Recently, Tom Hickman wrote a pair of widely-read blogs considering what he described as Public Law’s Disgrace. In those blogs, he identified a severe access to justice problem in the modern judicial review system. The blogs repeated – in a powerful way – the long-held concern that many ordinary citizens are excluded from judicial review on account of it being expensive. The relationship between—what can be put crudely as—money and access to judicial review is a complex one. A thorough investigation of that relationship would require examination of costs between parties, costs incurred by the Government Legal Department, unit costs of the government of running judicial reviews, costs rules and principles, the role of crowdfunding, the role of insurers, what lawyers actually charge for during cases, and many other issues (Maurice Sunkin and Varda Bondy provided some very interesting data and discussion on these issues a few years ago as part of a Public Law Project report). However, a key part of the issue is the provision of (or lack of) legal aid. It is no secret that a few years ago, the legal aid scheme in the UK was amended and the provision of legal aid was cut in many instances. In his blog, Hickman provides the following analysis of legal aid in the context of judicial review:
Individuals can apply for legal aid. The most important thing about legal aid, at least as it applies in the field of public law, is not that it provides a source of funding for a person’s lawyers but because it comes with protection against an adverse costs order. It is for this reason that eagle-eyed readers of the law reports will have spotted that a large percentage of reported judicial review claims, in particular those that get to appellate levels, are brought by impecunious individuals acting on legal aid.
However, today very few people now qualify for legal aid. This in part because of substantial restrictions on the scope of cover. It is in part because of the means test. Those who have savings or other capital of over £8,000 (or £3,000 in immigration cases) are not eligible for legal aid, whilst those whose “disposable income” is over £733 per month are also not eligible for any legal aid. “Disposable income” means income after tax, NI and rent and therefore does not take into account council tax, bills and travel expenses, as well as all of a person’s personal expenses or mortgage contributions, for both that person and their family. In other words, people who have £169.15 or more per week for themselves and their family to live off, or who have any significant assets, do not qualify for legal aid. To put this in perspective, £165 is the rate for a single hour of a solicitor’s time of a Grade C fee earner in a London Grade 3 (outer London) solicitors firm.
This analysis is accurate, both in portraying the role of legal aid in judicial reviews and highlighting present restrictions. However, in the course of the blog, Hickman said that:
It is difficult to assess the size of the problem, although it is obviously very great. An attempt by Ravi Low-Beer of the Public Law Project, Professor Sunkin, Varda Bondy and myself to obtain information from the MOJ through FOIA that would identify the proportion of judicial review claims that are legally aided, brought by public bodies or companies, or that benefit from costs caps, has so far not met with any success. The MOJ response has been that it does hold such information but it is too costly to provide it.
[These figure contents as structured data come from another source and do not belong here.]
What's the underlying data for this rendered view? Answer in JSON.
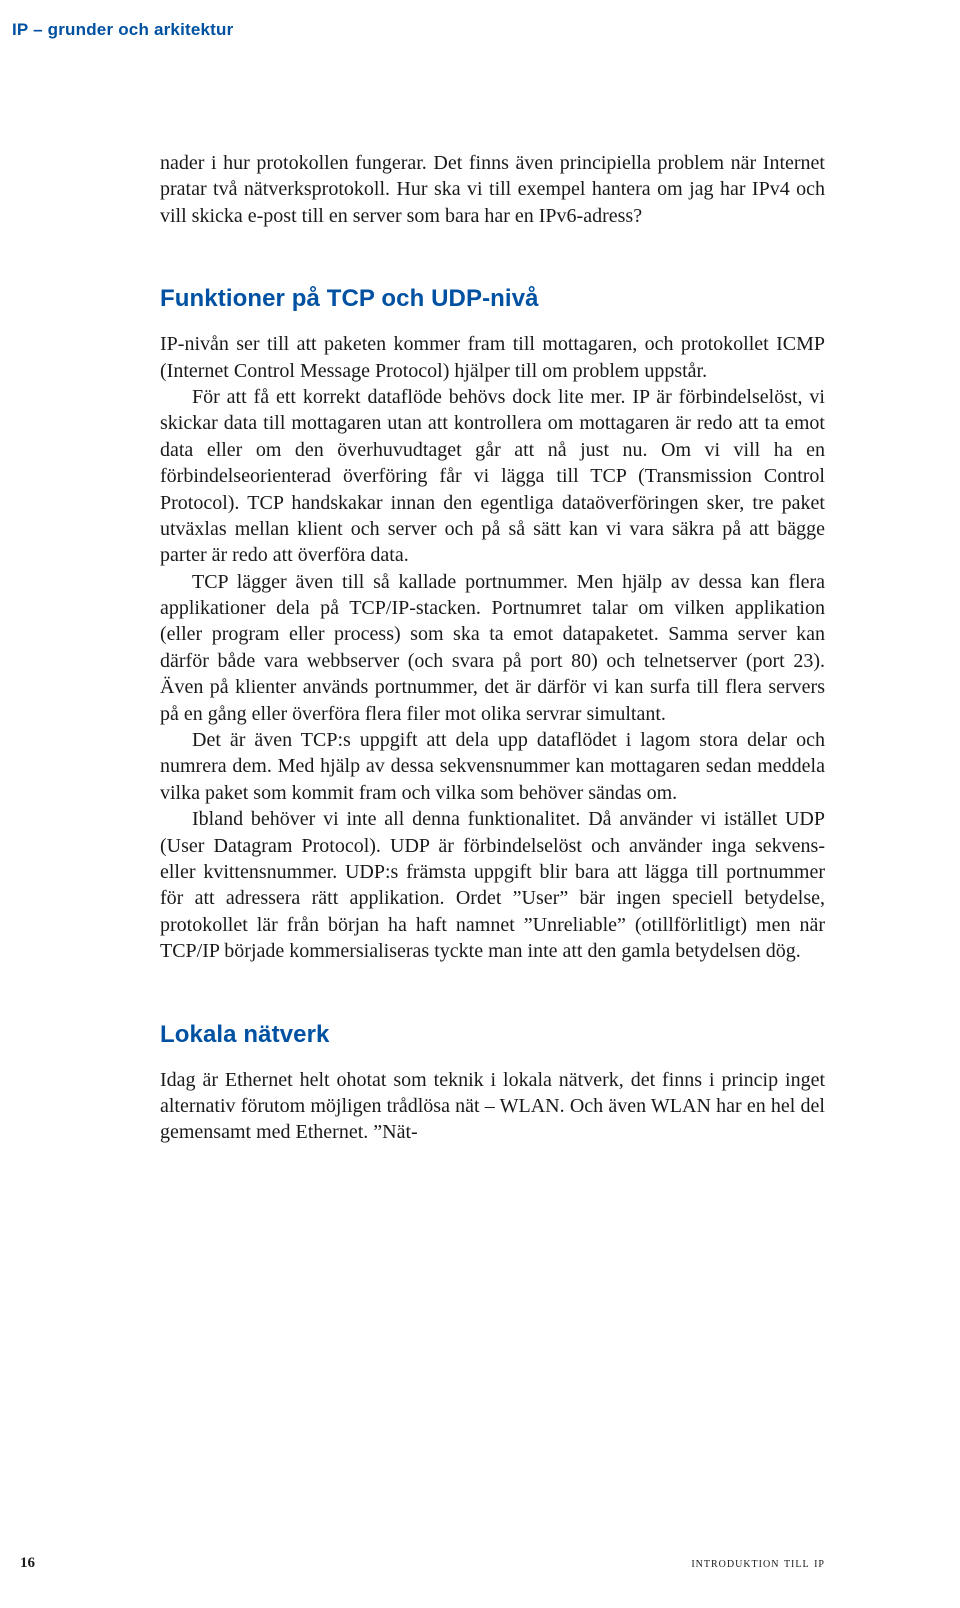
{
  "runningHeader": "IP – grunder och arkitektur",
  "intro": {
    "p1": "nader i hur protokollen fungerar. Det finns även principiella problem när Internet pratar två nätverksprotokoll. Hur ska vi till exempel hantera om jag har IPv4 och vill skicka e-post till en server som bara har en IPv6-adress?"
  },
  "section1": {
    "heading": "Funktioner på TCP och UDP-nivå",
    "p1": "IP-nivån ser till att paketen kommer fram till mottagaren, och protokollet ICMP (Internet Control Message Protocol) hjälper till om problem uppstår.",
    "p2": "För att få ett korrekt dataflöde behövs dock lite mer. IP är förbindelselöst, vi skickar data till mottagaren utan att kontrollera om mottagaren är redo att ta emot data eller om den överhuvudtaget går att nå just nu. Om vi vill ha en förbindelseorienterad överföring får vi lägga till TCP (Transmission Control Protocol). TCP handskakar innan den egentliga dataöverföringen sker, tre paket utväxlas mellan klient och server och på så sätt kan vi vara säkra på att bägge parter är redo att överföra data.",
    "p3": "TCP lägger även till så kallade portnummer. Men hjälp av dessa kan flera applikationer dela på TCP/IP-stacken. Portnumret talar om vilken applikation (eller program eller process) som ska ta emot datapaketet. Samma server kan därför både vara webbserver (och svara på port 80) och telnetserver (port 23). Även på klienter används portnummer, det är därför vi kan surfa till flera servers på en gång eller överföra flera filer mot olika servrar simultant.",
    "p4": "Det är även TCP:s uppgift att dela upp dataflödet i lagom stora delar och numrera dem. Med hjälp av dessa sekvensnummer kan mottagaren sedan meddela vilka paket som kommit fram och vilka som behöver sändas om.",
    "p5": "Ibland behöver vi inte all denna funktionalitet. Då använder vi istället UDP (User Datagram Protocol). UDP är förbindelselöst och använder inga sekvens- eller kvittensnummer. UDP:s främsta uppgift blir bara att lägga till portnummer för att adressera rätt applikation. Ordet ”User” bär ingen speciell betydelse, protokollet lär från början ha haft namnet ”Unreliable” (otillförlitligt) men när TCP/IP började kommersialiseras tyckte man inte att den gamla betydelsen dög."
  },
  "section2": {
    "heading": "Lokala nätverk",
    "p1": "Idag är Ethernet helt ohotat som teknik i lokala nätverk, det finns i princip inget alternativ förutom möjligen trådlösa nät – WLAN. Och även WLAN har en hel del gemensamt med Ethernet. ”Nät-"
  },
  "footer": {
    "pageNumber": "16",
    "title": "INTRODUKTION TILL IP"
  },
  "style": {
    "headingColor": "#0051a1",
    "bodyColor": "#1a1a1a",
    "background": "#ffffff",
    "bodyFont": "Georgia",
    "headingFont": "Arial",
    "bodyFontSize": 20,
    "headingFontSize": 24,
    "runningHeaderFontSize": 17
  }
}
There is no doubt truth in the comment that assessing the size of the problem is difficult without such data. Much helpful data is kept by the government, and FOIA requests can be frustrating too. That said, much of the key government-held data is published and much of what is available on government systems may be genuinely outside of the provisions of FOIA. However, I have managed to get data on legal aid in judicial review over the last ten years by way of a FOIA (available here). I do not hope to provide a full analysis of the data made available in this short post. To be clear, I do not want to make any claims at all. Instead, I just wanted to paint the general picture and draw some attention to some interesting parts of it.
The below table shows the total amount of applications for legal aid made in judicial review cases over the last ten years. One obvious contextual point to highlight is that the amount of granted applications is only a small portion of all judicial reviews (in the Upper Tribunal alone—where immigration judicial reviews are heard—there are now over 16,000 cases per year).
The below chart puts these figures on a graph, with additional trend lines (the lines representing both granted and not granted applications). It is apparent from these graphs that the amount of applications granted have dipped post-LASPO.
The below chart shows this same data but as a percentage (instead of by volume).
The data is split into certain categories as it is recorded by the Ministry of Justice. These are not the most helpful categories and they are not the clearest, but they give some rough indication of which types of judicial reviews are legally aided. Unsurprisingly, immigration is the area where most applications are made and granted (immigration accounts for the vast majority of judicial reviews and is often seen as a challenging part of the public law system). The below table shows the breakdown by category in the last reported year.
There is more scope to dig into the numbers here but this data sheds some light on the issues raised in Hickman’s important blogs. For a fuller analysis of the issues raised in those blog’s, there are many interconnected issues that need further research. We need, as mentioned above, more information on costs between parties, costs incurred by the Government Legal Department, unit costs of the government of running a judicial review, costs rules and principles, the role of crowdfunding, the role of insurers, what lawyers charge for, and many other issues. The Public Law Project is embarking on a project that will explore these issues – more details to follow on that in due course.